Step 2. Hire bombs. Don’t hire people. Not even engineers. Not even the best engineers. Hire bombs. Hire the qualities, insights, tools and ill-understood information that comes with that particular employee: the winner. The employee-winner is a bomb dropper that has been doing it over and over for as long as you can tell. Maybe he has a double major and has a particular view of things, maybe she’s bilingual and conquers a broader demographic with her campaigns. Maybe, and just maybe, you’re interviewing an IMO champion with two math olympiad medals and a super powerful ease in coming up with killer algorithms. So hire that, hire that superpower, that advantage, that bomb. Hire at least a dozen or two of such bombs.
Step 3. Building nukes. Amplify the reach, impact and depth of your team of bombs by lining them up in a very particular way. Set up your product development process such as every member of the team gains from each other. This is the amplification process, and to make it work you need a platform: good management, good communication and bold teamwork. Notice that teamwork is not just working in teams, but working as part of a team that amplifies your strengths. You need to do this at least for the first 50 members of your organization. Ask yourself, how is this person amplified in the team. Then manage the amplification by setting up meetings, training sessions and co-working sessions.
Don’t hire the best.
Hire the bombs.
Step 4. Line up your nukes. Use your preparation, your insights and your personal bombs to amplify whatever your team did. Be merciless in this process. One by one, go over each of your features and make them bolder, better and more irresistible. Do this on a daily basis at lease for six months or so. If you lack personal power to amplify the work of your team, either, grow, hire or postpone fighting.
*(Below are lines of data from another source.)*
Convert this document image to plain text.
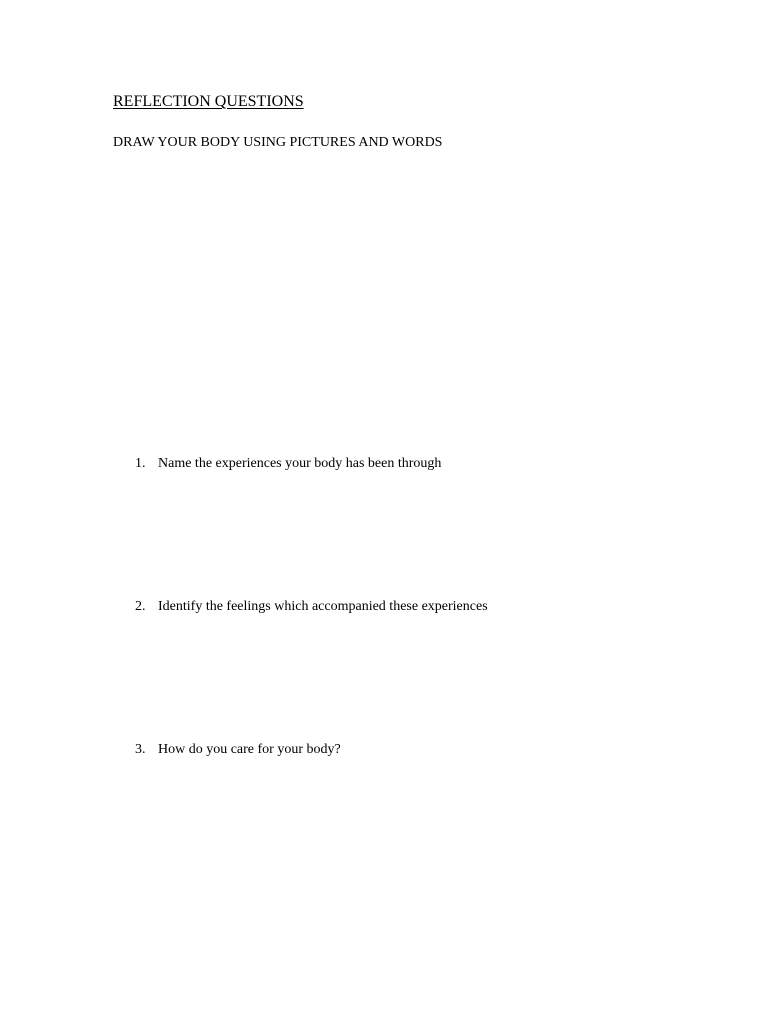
REFLECTION QUESTIONS
DRAW YOUR BODY USING PICTURES AND WORDS
1. Name the experiences your body has been through
2. Identify the feelings which accompanied these experiences
3. How do you care for your body?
Step 5. Win. Don’t fight, don’t ever fight. If you fight you’ll lose. If you fight you’ll end up with so many cuts and bruises that you may not be able to keep fighting. Just win. Win a niche, a whole market, or a whole demographic. But win. Just drop the nukes and fight the ashes. You can do this by making sure you’re targeting a market so small, that the big guys don’t yet care about you.
Step 6. Recursive growth. You don’t want linear growth. No! You need recursive growth, your bomb making startup is a set of competitive advantages, resources and people that can scale very very far. Your job is finding this recursive growth opportunities in your market. And keep growing in that direction.
A couple of good books to read in order to fully understand this scenario are The Innovator’s Dilemma and The Startup Playbook.